McCants never seemed to fit the image Carolina tried mightily to convey. He was moody, difficult and at times seemed only loosely connected to the Heels' team concept. It came as little surprise that McCants declared in the locker room he was turning pro just minutes after the '05 national title victory over Illinois.
"Who in the world would ever trust Rashad McCants with anything he ever said?" Chadwick said. "He was a [Matt] Doherty recruit, and I can't imagine Roy ever recruiting him."
But Roy did play him, to positive effect. McCants was the second-leading scorer on that title team, and during his final season Carolina (and Williams) went to great efforts to protect McCants from external criticism. "Misunderstood" was the operative word attached to the shooting guard.
Back then, he was worth something to Carolina basketball.

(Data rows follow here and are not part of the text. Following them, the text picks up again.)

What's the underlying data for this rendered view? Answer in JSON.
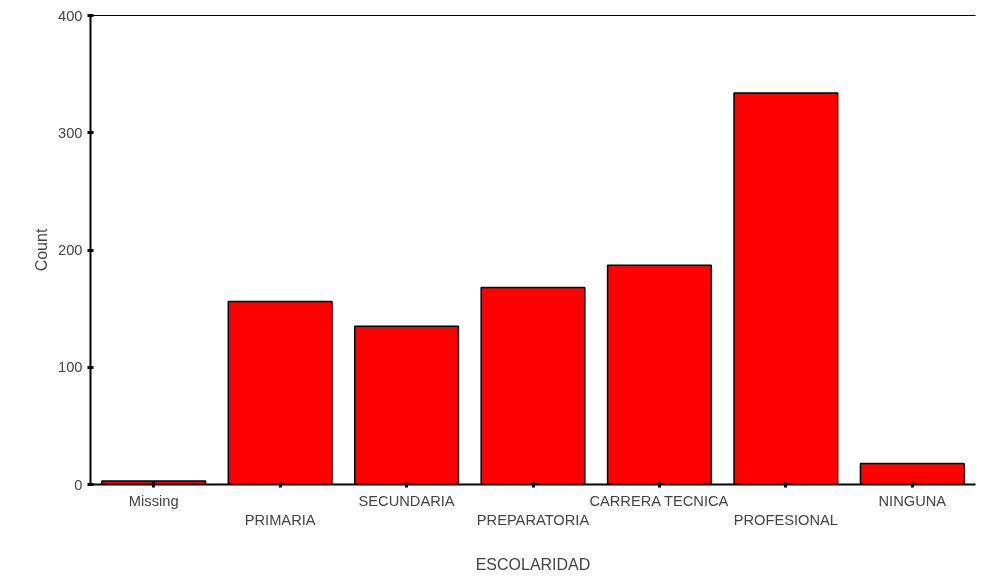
{
  "chart_data": {
    "type": "bar",
    "xlabel": "ESCOLARIDAD",
    "ylabel": "Count",
    "categories": [
      "Missing",
      "PRIMARIA",
      "SECUNDARIA",
      "PREPARATORIA",
      "CARRERA TECNICA",
      "PROFESIONAL",
      "NINGUNA"
    ],
    "values": [
      3,
      156,
      135,
      168,
      187,
      334,
      18
    ],
    "color": "#ff0000",
    "ylim": [
      0,
      400
    ],
    "yticks": [
      0,
      100,
      200,
      300,
      400
    ],
    "grid": false
  }
}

Today, while firing shots at his former program, he is disreputable.
"If Rashad had the experience he said he had," said Vinroot, "he must have had some out-of-body experience none of the rest of his teammates had."
The old guard is unsparing in its description of the football program under Butch Davis, which was heavily sanctioned for a smorgasbord of NCAA violations.
"The embarrassment of the football program is enough in and of itself," Chadwick said. "It looks like, in the Butch Davis era, we began to think winning was more important than doing things the right way."
Said Chamberlain: "Butch Davis was a joke."
But in their hearts, the men do not believe Roy Williams was or is a joke. Roy is a direct coaching descendant of their beloved mentor, Dean Smith – and if the program has lost the Smith-created elements that once made it Camelot, it has lost everything.